I remembered the way Derek had cradled the figurine between his hands, the tense excitement in his eyes as he gazed at her.
When Derek said they were engaged I thought he was joking. Then I saw the ring on Linda’s finger, a cluster of diamonds and pearls, intricate and delicate, like the sweet-scented alyssum flowers in our backyard that forced their way up through cracks in the concrete in early summer. It was a beautiful piece of jewellery, an antique – I knew Derek would never have bought anything from a high street jeweller.
The ring suited Linda’s hand perfectly.
“It’s lovely to meet you,” I said.
Linda smiled, and I realised she was nervous.

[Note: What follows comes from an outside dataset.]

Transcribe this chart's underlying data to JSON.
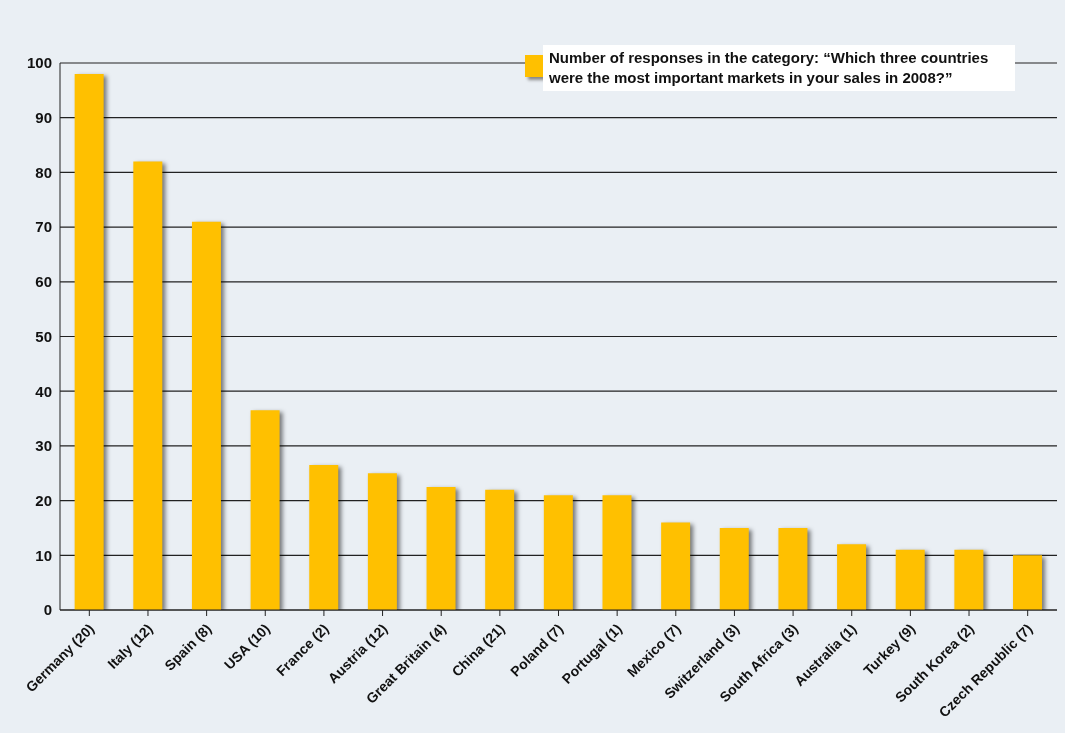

More nervous than I was, probably.
“We’re selling the house,” Derek said. He drew the various sheets of property details towards him across the table and began sorting them into a pile. “We want to get somewhere together, somewhere decent. This place is fucked.”
“What about Dad?” I said. It was the only question I could think of that felt safe to ask.
“Dad? He’ll come with us, of course. There’ll be plenty of room for you too, obviously.”
He spoke impatiently, as if my questions were irrelevant, a minor annoyance. I was in college now anyway, and both of us knew Dad wouldn’t live much longer. The news of the move should have pleased me but it didn’t. I felt there was too much riding on it. I also didn’t like the nervy, all-or-nothing way Derek was behaving.
“When’s this supposed to be happening?” I looked directly at Linda as I spoke, hoping to get some kind of reaction out of her, but once again it was Derek who answered.
“We’ll be putting the house on the market at the end of January. Dad’s agreed.”